When the trapdoor closes behind her, Marinette drops her foot from the pedal of the sewing machine. She rubs her eyes, wishing she could ground more sense than the heels of her hands offer. She won't be overnighting anything tomorrow.

* * *

When she tumbles to the floor this time, the ceiling above her is a different kind of unfamiliar. Home that isn't quite home. The clock beside her flashes two a.m. She sighs as she untangles herself from the sheets. Ghosts chase at the back of her mind.

She remembers her first few times as Ladybug, the nightmares she'd been swept into—endless akuma battles, defeat as her knees hit the pavement, a line of dead civilians. A dead Chat. A dead Ladybug. She supposes, like the rest of her, her brain's recoiling from the loss of practice.

"Marinette?" Tikki's voice squeaks from beside her pillow.

"I'm okay," Marinette says, climbing back into bed, though she's wide awake.

"You've barely spoken since you came back," Tikki says when she turns to face her.

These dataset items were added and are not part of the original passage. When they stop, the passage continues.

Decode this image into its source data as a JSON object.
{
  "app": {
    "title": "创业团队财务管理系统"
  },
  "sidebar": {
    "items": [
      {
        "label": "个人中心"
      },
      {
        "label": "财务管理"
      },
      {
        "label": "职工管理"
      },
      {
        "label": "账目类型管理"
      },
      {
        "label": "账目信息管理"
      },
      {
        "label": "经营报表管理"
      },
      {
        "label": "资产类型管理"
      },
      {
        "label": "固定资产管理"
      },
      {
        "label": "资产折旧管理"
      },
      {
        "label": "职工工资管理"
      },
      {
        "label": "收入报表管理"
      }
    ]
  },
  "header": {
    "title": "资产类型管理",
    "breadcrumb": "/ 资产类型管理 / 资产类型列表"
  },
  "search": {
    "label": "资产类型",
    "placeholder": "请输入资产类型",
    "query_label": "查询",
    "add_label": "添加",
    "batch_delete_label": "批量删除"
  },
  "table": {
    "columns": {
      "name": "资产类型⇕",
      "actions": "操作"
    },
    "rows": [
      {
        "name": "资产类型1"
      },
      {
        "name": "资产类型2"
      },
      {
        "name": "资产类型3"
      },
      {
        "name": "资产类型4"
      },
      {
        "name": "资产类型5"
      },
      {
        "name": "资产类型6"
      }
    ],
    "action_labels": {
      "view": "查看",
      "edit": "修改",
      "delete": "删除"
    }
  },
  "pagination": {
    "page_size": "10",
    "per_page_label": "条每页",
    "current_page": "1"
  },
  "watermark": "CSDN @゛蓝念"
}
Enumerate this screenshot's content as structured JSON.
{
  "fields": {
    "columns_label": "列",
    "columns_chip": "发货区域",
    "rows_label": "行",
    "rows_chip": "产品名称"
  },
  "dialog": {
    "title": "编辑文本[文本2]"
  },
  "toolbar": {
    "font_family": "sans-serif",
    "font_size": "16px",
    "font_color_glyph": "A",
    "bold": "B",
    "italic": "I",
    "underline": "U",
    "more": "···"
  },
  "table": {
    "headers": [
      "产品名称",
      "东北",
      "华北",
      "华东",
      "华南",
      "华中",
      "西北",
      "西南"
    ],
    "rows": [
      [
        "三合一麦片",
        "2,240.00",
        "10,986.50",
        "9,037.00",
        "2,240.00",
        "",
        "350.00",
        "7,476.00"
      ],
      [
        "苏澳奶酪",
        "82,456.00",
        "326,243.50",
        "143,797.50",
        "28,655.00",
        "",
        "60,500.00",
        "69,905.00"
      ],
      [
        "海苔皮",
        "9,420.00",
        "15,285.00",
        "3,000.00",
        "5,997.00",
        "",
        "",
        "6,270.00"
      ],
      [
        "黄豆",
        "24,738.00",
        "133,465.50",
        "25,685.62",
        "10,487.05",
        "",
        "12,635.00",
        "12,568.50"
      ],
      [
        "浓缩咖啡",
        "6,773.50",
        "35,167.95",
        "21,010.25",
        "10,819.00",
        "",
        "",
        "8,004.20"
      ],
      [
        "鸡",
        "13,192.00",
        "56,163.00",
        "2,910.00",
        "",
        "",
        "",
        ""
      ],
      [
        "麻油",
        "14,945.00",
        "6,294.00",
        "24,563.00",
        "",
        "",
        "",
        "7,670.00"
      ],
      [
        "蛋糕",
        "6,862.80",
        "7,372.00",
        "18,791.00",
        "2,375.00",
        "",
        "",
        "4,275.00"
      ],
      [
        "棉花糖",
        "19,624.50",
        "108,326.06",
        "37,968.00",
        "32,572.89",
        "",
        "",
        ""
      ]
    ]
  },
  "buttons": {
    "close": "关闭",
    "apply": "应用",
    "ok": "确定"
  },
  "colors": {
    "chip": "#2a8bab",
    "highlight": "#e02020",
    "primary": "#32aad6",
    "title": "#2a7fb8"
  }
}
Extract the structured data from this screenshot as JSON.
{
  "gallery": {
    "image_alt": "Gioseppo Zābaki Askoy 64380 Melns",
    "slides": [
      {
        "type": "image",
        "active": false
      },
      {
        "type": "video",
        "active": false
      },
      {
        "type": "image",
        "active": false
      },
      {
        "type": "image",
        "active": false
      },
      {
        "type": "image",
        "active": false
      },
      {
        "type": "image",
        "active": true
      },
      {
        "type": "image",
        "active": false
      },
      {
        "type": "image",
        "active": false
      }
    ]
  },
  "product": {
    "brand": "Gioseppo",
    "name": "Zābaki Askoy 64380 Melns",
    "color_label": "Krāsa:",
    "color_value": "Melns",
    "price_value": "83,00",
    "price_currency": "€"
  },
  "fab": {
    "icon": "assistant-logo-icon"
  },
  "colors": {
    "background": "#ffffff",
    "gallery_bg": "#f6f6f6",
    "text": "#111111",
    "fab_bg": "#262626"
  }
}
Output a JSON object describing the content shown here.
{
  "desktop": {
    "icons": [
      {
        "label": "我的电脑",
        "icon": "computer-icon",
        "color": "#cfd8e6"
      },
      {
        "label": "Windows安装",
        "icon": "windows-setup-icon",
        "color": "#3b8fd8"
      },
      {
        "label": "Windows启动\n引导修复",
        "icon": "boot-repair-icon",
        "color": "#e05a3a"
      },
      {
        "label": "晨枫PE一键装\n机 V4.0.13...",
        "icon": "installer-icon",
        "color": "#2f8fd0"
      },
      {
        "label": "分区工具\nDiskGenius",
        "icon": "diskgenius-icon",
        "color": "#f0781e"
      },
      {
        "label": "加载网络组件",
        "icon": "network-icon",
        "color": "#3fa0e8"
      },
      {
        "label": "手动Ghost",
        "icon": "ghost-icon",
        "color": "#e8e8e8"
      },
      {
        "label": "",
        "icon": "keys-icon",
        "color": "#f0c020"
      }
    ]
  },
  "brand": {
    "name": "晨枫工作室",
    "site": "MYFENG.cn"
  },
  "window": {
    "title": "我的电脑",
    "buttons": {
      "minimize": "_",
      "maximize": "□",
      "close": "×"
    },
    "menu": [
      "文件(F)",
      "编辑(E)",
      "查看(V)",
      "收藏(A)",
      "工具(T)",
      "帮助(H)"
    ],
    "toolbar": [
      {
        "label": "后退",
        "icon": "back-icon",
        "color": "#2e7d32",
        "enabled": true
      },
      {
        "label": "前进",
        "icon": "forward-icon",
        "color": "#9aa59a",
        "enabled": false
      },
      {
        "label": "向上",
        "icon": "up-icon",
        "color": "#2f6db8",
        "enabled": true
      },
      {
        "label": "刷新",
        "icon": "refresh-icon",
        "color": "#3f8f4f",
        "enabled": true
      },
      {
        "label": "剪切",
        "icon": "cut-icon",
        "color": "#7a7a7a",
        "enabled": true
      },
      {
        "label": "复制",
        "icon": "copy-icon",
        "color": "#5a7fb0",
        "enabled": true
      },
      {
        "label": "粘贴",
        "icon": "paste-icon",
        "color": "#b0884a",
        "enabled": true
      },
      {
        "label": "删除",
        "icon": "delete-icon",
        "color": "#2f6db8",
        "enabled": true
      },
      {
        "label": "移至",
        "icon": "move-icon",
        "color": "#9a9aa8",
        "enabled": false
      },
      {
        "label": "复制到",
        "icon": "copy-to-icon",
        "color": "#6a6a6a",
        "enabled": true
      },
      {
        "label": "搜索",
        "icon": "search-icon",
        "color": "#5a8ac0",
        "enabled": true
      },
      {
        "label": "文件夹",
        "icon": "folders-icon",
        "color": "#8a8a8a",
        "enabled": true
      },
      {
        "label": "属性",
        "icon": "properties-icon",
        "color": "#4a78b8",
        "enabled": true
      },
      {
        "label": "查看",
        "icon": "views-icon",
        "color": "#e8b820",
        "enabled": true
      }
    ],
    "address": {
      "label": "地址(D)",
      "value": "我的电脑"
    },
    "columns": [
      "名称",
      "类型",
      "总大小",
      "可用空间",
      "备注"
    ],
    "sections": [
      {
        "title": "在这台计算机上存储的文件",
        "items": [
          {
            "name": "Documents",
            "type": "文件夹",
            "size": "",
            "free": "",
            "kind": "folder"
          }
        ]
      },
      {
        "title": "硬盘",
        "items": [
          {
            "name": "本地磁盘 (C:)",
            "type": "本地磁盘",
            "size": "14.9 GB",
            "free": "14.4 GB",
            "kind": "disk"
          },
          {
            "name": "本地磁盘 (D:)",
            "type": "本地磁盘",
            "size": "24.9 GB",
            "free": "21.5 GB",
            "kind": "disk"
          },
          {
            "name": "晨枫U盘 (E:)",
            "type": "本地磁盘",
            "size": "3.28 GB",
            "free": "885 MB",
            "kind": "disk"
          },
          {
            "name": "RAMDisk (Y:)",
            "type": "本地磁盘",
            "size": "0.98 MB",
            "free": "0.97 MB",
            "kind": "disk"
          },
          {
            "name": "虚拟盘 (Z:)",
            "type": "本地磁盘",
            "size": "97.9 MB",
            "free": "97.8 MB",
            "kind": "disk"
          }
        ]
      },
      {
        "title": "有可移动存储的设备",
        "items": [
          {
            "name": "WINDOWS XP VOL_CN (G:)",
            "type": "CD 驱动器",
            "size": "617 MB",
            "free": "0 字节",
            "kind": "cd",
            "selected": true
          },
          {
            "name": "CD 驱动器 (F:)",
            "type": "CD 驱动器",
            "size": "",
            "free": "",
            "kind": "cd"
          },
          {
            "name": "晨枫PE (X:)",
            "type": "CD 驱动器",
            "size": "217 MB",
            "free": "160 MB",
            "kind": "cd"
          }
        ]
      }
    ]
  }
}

Marinette blinks at the darkness. There's something both too real and too fantastical about the ghost of Miss Bustier standing before her. That she's expected to fight it, vanquished like any villain. But with no akuma, no Hawkmoth, nothing but smoke and a mountain of questions, she doesn't know where to begin.

"I don't know how to describe it," she replies. "Is it really a ghost?"

"We don't know," Tikki says. She closes her eyes and Marinette thinks she might have fallen asleep, until she speaks again. "I've never seen anything like it. Not once."

The odd, jarring sensation cracks itself even wider. All the time and places that Tikki has experienced, that something like this is left unexplained makes Marinette worry. There is most definitely _something wrong_ and she might not be equipped for this job. This might be the thing that defeats her.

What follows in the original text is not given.